PPATK dan Bareskrim Polri Resmi Luncurkan SISPEKA untuk Perkuat Penanganan TPPU dan TPPT

Hukum665 Dilihat

HukumID.co.id, Jakarta – Pusat Pelaporan dan Analisis Transaksi Keuangan (PPATK) bersama Badan Reserse Kriminal (Bareskrim) Polri meluncurkan Sistem Aplikasi Statistik Penanganan Kejahatan Ekonomi (SISPEKA) serta integrasi data penanganan perkara tindak pidana pencucian uang (TPPU) dan tindak pidana pendanaan terorisme (TPPT). Peluncuran ini digelar di Gedung PPATK, Jakarta, pada 8 Juli 2025.

Kepala PPATK Ivan Yustiavandana menyampaikan bahwa peluncuran SISPEKA menjadi langkah konkret pemerintah untuk memperbaiki tata kelola dan pengelolaan data statistik perkara TPPU dan TPPT, mulai dari produk intelijen keuangan hingga penyitaan dan perampasan aset hasil kejahatan.

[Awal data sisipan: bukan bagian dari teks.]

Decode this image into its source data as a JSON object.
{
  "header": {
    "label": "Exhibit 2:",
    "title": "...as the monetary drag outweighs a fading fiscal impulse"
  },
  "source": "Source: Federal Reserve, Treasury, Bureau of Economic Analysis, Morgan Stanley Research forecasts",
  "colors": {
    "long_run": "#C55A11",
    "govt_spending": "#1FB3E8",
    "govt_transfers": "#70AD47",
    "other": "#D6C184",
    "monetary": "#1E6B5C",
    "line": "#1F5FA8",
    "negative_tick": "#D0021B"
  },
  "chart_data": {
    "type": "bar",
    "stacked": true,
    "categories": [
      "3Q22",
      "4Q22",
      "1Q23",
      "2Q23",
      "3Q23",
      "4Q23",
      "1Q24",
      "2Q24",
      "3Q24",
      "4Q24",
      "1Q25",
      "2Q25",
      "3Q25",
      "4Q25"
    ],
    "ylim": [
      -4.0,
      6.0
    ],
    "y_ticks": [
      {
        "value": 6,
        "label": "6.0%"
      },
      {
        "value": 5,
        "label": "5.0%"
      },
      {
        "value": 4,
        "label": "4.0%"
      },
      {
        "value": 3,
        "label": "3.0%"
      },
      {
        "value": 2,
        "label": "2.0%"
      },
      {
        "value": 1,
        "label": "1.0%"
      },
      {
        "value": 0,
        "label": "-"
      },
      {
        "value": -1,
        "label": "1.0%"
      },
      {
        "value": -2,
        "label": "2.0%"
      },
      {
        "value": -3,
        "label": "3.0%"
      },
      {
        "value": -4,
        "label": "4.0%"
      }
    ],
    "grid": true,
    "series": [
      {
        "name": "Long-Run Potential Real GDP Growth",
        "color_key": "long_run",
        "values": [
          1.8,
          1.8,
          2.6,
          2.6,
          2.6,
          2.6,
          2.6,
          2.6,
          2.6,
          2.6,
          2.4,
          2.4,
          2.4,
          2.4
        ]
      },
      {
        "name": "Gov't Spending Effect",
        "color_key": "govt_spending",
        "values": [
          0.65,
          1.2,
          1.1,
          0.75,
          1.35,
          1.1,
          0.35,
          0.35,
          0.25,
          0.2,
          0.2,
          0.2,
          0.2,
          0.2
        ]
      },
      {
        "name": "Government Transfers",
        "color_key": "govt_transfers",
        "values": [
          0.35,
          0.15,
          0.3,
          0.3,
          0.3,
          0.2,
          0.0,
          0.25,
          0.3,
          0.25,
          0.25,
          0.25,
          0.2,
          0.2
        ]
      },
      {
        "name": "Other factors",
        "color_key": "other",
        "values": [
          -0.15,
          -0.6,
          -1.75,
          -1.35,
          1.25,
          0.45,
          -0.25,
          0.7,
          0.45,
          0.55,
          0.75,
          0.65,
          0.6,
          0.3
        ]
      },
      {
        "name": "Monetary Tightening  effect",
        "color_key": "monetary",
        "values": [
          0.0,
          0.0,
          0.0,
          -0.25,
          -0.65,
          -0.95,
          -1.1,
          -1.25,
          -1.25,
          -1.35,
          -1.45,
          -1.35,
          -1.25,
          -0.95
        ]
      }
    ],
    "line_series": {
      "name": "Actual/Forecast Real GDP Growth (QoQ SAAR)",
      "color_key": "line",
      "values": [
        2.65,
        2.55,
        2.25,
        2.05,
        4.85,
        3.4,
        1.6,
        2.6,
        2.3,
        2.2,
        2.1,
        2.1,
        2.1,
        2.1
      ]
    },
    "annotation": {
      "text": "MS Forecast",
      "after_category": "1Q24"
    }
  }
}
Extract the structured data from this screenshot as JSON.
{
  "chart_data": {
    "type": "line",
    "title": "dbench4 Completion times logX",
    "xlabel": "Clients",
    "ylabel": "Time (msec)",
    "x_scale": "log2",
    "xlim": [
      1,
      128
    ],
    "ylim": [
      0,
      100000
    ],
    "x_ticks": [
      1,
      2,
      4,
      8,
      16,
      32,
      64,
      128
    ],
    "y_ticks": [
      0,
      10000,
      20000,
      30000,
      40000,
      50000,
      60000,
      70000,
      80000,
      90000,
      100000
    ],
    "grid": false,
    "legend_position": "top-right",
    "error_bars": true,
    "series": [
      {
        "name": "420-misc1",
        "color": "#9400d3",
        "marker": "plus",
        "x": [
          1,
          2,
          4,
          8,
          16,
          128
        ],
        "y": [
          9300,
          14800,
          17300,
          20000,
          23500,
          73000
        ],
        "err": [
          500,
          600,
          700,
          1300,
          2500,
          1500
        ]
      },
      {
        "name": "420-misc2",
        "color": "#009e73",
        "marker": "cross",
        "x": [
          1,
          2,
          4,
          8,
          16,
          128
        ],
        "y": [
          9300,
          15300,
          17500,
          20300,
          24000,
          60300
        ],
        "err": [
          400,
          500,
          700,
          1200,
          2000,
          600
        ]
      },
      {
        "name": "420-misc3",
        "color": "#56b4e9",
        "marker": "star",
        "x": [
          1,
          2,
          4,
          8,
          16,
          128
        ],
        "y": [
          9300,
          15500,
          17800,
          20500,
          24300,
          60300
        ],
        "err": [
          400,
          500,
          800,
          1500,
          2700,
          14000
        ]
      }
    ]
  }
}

“Ini adalah bentuk komitmen nyata pemerintah dalam upaya mencegah dan memberantas tindak pidana pencucian uang dan pendanaan terorisme,” kata Ivan dalam sambutannya.

Ivan menjelaskan, SISPEKA dirancang untuk mengelola dan memonitor permintaan informasi transaksi keuangan serta memantau perkembangan penanganan kasus TPPU. Melalui sistem ini, data penanganan perkara, statistik penyitaan, hingga perampasan aset bisa terintegrasi secara nasional dan menyeluruh.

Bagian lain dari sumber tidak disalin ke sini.